The real cost of a bad return policy in 2024
Making it hard for customers to return items does not save you money. It costs you repeat business and destroys your operational efficiency.
There is a persistent myth in ecommerce that if you make your return policy strict and complicated, you'll reduce your return rate. While you might stop a few people from sending items back, you are actively destroying your long-term profitability.
Friction doesn't stop returns; it creates support tickets
When a customer wants to return an item and can't figure out how to do it in two clicks, they don't give up. They email your support team. Then they message you on Instagram. Then they open a PayPal dispute.
A return that should have cost you £3 in return shipping and 2 minutes of warehouse time has now eaten up 45 minutes of customer support time. You haven't saved money; you've just shifted the cost to a different department.

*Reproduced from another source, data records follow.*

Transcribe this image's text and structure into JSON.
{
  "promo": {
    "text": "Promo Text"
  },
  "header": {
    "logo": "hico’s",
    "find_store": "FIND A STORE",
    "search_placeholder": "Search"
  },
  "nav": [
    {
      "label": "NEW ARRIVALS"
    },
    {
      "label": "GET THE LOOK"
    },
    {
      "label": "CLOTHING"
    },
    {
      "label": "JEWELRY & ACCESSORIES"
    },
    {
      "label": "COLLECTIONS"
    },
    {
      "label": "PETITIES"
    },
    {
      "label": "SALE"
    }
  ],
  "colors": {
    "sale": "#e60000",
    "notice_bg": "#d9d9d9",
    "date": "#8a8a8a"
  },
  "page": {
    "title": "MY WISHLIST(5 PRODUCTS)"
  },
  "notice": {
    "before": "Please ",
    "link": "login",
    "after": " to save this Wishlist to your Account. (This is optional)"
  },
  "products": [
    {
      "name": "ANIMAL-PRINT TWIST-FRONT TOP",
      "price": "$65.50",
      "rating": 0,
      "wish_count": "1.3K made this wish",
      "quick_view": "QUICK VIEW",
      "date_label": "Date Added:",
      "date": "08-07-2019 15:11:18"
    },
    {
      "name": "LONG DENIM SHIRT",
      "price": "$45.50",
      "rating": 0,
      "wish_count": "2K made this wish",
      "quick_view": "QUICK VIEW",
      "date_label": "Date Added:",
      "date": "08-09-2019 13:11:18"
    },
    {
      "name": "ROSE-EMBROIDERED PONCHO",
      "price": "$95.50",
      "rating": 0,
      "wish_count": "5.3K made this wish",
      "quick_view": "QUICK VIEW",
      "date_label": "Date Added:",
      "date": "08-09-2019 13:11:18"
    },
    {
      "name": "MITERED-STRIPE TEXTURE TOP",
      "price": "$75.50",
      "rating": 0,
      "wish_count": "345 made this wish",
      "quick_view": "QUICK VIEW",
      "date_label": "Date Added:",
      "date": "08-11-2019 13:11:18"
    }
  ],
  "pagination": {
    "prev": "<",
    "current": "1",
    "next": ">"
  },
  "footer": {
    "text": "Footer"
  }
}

The hidden cost of bad RMA tracking
When your return process is messy—requiring customers to email you for a code, print a manual label, and wait two weeks for a refund—your warehouse loses track of what's coming in. Boxes pile up, refunds are delayed, and customers get angry.
How to fix it
Stop fighting returns and start managing them. Implement a self-service RMA portal where customers can generate their own labels. Give your warehouse a simple scanner system to receive items and automatically trigger refunds. Make it painless, and watch your support ticket volume plummet.
Views expressed are those of the author and do not constitute legal or financial advice.